On July 21, 2015 the peer-reviewed journal Environmental Health Perspectives published a study on the effects of prenatal exposure to bisphenol A (BPA, CAS 80-05-7) and phthalates on fetal growth. Maribel Casas and colleagues, from different research institutes and universities in Spain, tested the urine of 488 mothers during the first and third trimester of pregnancy for BPA and eight phthalate metabolites. The researchers also recorded the fetal parameters femur length, head circumference, abdominal circumference, biparietal diameter, and estimated fetal weight from ultrasound examinations conducted at 12, 20 and 34 weeks of pregnancy. After delivery, birth weight, birth length, head circumference, as well as placenta weight were measured. The researchers did not find a correlation between exposure to BPA or metabolites of diethylhexyl phthalate (DEHP, CAS 117-81-7) during pregnancy and fetal growth parameters. Prenatal exposure to monobenzyl phthalate (MBzP, CAS 2528-16-7) was positively correlated with femur length at 20-34 weeks of pregnancy. MBzP was also positively correlated with birth weight among boys, but not among girls. Exposure to mono-n-butyl phthalate (MnBP, CAS 131-70-4) was negatively correlated with head circumference at 12-20 weeks of pregnancy.
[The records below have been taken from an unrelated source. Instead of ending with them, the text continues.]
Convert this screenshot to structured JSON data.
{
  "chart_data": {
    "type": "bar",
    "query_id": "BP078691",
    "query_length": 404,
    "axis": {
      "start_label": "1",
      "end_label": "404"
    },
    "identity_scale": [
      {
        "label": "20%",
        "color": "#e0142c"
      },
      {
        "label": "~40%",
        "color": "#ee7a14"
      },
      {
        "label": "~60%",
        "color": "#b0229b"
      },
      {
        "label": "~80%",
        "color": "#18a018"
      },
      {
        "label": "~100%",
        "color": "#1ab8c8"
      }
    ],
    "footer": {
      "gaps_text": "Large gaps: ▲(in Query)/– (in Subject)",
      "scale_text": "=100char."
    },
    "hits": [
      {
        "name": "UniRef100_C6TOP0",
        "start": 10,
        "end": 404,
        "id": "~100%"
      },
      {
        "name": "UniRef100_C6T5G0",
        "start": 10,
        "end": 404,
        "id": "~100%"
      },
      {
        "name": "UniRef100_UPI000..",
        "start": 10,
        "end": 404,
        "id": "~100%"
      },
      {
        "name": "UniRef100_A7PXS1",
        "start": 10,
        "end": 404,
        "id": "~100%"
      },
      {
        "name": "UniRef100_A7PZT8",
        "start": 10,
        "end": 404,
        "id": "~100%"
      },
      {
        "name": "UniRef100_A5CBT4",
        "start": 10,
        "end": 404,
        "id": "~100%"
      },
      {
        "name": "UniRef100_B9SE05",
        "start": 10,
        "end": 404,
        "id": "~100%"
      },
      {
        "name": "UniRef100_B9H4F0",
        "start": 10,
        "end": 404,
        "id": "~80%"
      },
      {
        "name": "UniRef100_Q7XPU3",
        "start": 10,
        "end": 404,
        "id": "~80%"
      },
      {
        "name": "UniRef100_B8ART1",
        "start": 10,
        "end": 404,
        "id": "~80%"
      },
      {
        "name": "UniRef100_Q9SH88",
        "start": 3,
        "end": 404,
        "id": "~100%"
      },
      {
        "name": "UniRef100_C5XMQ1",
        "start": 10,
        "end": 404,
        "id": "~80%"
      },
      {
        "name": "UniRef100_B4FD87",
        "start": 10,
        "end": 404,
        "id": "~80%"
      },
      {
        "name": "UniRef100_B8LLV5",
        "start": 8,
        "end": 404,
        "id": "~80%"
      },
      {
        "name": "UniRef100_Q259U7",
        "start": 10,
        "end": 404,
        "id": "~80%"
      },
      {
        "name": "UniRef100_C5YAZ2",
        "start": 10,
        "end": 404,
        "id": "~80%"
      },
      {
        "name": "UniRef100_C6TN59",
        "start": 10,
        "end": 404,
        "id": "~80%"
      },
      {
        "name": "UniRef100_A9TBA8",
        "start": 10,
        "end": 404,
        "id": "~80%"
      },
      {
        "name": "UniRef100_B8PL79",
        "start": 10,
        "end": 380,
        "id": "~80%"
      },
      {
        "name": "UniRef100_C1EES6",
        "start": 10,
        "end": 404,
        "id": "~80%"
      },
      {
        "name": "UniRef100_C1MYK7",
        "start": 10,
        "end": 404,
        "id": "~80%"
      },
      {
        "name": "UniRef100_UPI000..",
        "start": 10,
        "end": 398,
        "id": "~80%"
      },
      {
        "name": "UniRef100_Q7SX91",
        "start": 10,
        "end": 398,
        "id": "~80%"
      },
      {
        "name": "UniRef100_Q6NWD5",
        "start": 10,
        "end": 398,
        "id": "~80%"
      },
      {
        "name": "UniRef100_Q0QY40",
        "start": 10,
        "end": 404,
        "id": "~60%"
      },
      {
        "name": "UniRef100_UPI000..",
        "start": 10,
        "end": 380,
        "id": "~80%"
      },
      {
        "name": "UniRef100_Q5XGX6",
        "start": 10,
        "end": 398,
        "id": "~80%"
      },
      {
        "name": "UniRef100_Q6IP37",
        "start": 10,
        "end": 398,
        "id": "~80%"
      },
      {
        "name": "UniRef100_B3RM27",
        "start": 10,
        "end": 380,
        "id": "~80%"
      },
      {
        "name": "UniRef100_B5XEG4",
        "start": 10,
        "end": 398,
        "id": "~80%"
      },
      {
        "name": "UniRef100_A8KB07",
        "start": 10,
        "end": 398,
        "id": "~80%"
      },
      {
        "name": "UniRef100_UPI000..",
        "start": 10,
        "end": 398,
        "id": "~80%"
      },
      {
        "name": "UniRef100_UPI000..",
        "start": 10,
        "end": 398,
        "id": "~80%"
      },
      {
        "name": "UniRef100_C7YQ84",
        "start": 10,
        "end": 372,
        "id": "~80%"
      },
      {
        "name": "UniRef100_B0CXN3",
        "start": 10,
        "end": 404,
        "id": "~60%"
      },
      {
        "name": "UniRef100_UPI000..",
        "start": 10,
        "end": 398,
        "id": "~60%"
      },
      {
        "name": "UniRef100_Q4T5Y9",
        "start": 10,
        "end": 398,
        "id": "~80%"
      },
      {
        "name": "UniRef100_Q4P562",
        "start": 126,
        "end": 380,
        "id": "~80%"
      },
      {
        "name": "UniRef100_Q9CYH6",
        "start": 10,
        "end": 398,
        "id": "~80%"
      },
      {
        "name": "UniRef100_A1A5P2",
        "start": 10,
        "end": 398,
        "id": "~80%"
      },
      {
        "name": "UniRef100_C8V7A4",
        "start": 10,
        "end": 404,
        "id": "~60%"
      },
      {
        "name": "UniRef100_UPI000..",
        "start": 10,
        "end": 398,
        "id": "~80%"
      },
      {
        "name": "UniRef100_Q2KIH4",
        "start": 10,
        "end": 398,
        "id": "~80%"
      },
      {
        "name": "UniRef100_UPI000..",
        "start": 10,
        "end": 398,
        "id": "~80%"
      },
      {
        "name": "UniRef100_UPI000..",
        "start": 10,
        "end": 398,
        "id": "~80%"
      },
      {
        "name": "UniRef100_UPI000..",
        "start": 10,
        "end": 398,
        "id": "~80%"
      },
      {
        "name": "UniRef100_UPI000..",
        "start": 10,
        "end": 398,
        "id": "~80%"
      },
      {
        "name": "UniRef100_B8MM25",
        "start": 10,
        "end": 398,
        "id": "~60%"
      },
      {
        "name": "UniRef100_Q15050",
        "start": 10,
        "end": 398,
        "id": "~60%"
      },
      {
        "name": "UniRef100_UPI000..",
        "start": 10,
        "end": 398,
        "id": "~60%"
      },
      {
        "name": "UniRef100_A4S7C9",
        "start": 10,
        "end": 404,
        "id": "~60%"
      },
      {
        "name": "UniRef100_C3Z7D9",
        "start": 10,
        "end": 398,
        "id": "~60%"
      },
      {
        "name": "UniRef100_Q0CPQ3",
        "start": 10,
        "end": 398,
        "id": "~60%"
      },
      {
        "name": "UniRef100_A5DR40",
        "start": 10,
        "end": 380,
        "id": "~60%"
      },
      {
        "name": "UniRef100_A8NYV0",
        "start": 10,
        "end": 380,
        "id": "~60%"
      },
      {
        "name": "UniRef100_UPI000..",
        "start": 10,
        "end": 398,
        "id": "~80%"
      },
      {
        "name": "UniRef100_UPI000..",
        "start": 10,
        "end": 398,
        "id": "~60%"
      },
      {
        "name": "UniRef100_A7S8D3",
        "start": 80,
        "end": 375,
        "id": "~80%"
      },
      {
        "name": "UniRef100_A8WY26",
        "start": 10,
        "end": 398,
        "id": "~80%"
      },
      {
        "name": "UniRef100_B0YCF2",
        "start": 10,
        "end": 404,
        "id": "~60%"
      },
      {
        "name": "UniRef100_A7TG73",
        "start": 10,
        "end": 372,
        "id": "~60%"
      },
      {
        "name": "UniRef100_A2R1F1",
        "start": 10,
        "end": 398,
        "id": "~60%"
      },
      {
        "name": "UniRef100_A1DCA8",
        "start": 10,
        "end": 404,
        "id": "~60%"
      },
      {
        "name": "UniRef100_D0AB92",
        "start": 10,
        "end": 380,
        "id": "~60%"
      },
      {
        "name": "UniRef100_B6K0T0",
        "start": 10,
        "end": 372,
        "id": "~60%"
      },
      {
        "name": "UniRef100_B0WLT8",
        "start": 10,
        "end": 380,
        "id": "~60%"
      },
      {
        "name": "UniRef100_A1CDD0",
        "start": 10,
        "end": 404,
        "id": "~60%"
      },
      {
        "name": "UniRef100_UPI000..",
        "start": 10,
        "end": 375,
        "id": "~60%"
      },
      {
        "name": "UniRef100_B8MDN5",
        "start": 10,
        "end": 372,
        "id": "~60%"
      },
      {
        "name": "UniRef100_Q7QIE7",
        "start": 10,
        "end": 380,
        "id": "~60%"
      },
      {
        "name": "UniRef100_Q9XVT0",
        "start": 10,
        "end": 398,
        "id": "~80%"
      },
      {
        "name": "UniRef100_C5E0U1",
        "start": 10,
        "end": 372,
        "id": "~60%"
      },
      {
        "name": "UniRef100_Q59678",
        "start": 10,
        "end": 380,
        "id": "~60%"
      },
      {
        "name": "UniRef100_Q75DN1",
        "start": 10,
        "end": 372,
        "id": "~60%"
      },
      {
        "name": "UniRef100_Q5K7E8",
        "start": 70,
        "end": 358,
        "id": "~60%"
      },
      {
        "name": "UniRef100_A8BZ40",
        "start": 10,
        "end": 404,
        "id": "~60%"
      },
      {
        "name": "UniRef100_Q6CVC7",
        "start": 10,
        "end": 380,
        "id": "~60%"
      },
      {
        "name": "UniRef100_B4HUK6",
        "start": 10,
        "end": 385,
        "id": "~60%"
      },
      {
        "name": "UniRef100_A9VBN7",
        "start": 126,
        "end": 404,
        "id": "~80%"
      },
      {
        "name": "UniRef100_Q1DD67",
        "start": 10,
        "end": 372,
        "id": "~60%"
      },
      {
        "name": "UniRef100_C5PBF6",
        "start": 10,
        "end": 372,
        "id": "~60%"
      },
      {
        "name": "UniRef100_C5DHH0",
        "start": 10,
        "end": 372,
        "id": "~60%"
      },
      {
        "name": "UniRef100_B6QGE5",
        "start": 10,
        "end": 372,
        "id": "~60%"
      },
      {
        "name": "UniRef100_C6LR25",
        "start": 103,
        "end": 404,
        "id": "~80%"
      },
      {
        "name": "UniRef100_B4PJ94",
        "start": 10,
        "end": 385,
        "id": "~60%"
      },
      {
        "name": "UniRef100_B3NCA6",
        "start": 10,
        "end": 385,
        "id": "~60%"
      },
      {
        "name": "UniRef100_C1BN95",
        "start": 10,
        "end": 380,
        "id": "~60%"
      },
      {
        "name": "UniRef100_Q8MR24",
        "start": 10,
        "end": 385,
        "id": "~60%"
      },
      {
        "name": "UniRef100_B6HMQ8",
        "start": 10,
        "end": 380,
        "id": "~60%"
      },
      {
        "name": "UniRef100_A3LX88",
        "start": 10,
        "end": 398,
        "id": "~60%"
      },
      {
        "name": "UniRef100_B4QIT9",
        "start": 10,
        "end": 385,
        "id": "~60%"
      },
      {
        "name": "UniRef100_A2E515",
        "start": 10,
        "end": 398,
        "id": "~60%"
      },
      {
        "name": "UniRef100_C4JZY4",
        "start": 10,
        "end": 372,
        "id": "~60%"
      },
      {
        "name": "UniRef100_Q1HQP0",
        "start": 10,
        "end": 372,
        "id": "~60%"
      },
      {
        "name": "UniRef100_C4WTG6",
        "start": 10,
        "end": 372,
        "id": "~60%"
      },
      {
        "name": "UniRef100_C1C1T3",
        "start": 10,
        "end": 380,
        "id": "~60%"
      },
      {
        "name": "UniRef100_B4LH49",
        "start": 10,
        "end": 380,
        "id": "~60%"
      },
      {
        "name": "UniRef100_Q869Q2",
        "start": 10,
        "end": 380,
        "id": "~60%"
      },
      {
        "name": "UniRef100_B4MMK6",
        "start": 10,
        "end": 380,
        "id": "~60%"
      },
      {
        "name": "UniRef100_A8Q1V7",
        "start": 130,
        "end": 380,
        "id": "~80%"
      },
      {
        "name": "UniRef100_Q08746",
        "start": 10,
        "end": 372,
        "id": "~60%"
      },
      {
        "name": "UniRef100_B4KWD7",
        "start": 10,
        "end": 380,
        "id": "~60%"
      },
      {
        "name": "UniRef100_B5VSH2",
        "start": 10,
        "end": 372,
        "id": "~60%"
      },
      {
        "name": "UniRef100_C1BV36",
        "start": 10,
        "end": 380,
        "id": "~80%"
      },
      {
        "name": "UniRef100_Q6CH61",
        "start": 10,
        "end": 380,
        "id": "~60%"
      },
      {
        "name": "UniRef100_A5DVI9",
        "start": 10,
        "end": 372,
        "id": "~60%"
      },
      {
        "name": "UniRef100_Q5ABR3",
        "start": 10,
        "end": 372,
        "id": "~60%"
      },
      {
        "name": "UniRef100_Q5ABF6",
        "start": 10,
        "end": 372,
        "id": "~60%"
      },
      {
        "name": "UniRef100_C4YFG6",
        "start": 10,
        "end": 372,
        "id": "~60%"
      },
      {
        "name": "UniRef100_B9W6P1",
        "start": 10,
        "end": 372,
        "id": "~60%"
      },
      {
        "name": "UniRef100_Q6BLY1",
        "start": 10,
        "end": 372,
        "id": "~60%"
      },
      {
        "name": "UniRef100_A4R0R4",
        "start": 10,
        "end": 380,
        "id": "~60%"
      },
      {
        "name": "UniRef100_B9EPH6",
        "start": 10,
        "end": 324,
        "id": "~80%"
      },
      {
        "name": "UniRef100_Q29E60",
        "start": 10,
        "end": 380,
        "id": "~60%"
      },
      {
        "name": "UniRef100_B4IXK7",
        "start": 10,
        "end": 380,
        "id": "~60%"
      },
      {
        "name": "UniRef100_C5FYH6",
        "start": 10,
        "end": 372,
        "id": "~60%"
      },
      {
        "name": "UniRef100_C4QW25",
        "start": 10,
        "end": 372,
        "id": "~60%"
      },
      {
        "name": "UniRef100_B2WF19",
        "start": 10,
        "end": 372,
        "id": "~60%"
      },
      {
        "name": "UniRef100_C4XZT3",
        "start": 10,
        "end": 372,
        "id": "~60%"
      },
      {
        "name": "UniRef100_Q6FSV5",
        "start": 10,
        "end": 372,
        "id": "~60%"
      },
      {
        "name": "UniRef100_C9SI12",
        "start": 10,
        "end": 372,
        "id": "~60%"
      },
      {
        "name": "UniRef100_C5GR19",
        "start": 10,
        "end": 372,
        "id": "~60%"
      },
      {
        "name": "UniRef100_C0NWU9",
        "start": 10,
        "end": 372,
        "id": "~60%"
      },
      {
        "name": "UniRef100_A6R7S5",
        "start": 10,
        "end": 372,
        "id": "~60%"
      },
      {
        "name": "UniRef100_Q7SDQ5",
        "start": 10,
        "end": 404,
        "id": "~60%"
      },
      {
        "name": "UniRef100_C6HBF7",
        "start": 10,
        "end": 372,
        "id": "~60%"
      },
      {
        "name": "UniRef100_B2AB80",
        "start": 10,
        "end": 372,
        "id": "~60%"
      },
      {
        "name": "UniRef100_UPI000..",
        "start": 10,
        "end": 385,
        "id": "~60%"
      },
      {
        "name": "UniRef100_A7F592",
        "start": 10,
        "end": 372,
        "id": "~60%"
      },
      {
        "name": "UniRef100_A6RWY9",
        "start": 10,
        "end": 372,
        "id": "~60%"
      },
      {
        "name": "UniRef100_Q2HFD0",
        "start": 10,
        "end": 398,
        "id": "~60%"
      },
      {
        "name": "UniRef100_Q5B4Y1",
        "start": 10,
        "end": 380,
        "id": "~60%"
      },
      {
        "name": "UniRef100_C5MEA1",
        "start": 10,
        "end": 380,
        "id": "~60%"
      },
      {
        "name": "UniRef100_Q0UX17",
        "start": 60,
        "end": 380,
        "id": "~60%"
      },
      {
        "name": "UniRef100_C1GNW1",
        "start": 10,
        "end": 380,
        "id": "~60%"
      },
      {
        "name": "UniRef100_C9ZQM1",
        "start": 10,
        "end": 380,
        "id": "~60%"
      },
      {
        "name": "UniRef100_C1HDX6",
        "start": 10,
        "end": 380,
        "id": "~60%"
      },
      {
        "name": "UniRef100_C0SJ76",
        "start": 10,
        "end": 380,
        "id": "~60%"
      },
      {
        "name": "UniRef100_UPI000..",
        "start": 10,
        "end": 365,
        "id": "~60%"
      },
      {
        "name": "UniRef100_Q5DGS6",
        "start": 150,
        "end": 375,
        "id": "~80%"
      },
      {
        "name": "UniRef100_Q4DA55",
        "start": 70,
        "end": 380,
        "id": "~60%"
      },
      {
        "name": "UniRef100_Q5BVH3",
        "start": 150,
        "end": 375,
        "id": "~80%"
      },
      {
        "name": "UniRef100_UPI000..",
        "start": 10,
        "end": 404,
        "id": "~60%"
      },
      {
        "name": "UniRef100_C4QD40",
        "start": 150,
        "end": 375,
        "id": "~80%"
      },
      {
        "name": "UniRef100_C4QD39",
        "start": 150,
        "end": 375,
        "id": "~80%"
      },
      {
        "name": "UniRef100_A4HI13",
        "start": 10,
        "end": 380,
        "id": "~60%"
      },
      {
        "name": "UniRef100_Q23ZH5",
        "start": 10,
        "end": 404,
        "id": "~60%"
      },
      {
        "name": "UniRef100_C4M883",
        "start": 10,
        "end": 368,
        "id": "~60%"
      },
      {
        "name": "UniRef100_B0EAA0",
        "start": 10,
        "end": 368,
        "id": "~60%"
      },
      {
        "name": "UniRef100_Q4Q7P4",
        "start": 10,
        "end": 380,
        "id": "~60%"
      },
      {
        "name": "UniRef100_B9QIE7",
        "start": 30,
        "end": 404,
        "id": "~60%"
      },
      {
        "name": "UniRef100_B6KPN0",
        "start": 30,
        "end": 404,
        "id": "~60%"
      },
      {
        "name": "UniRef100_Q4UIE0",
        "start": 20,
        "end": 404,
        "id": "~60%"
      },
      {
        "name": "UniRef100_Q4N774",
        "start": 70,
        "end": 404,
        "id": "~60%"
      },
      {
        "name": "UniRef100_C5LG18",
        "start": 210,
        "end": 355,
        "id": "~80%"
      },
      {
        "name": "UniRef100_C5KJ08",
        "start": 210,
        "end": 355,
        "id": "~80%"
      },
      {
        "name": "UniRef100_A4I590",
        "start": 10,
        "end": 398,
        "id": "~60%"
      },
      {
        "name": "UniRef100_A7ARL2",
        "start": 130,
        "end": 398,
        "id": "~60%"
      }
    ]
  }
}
The researchers conclude that their results provide little evidence of associations of BPA and phthalate exposure with fetal growth. The correlations found for phthalate metabolites MBzP and MnBP require confirmation, the researchers state.

Reference

Casas, M. et al. (2015). “Exposure to bisphenol A and phthalates during pregnancy and ultrasound measures of fetal growth in the INMA-Sabadell cohort.Environmental Health Perspectives (advance publication July 21, 2015).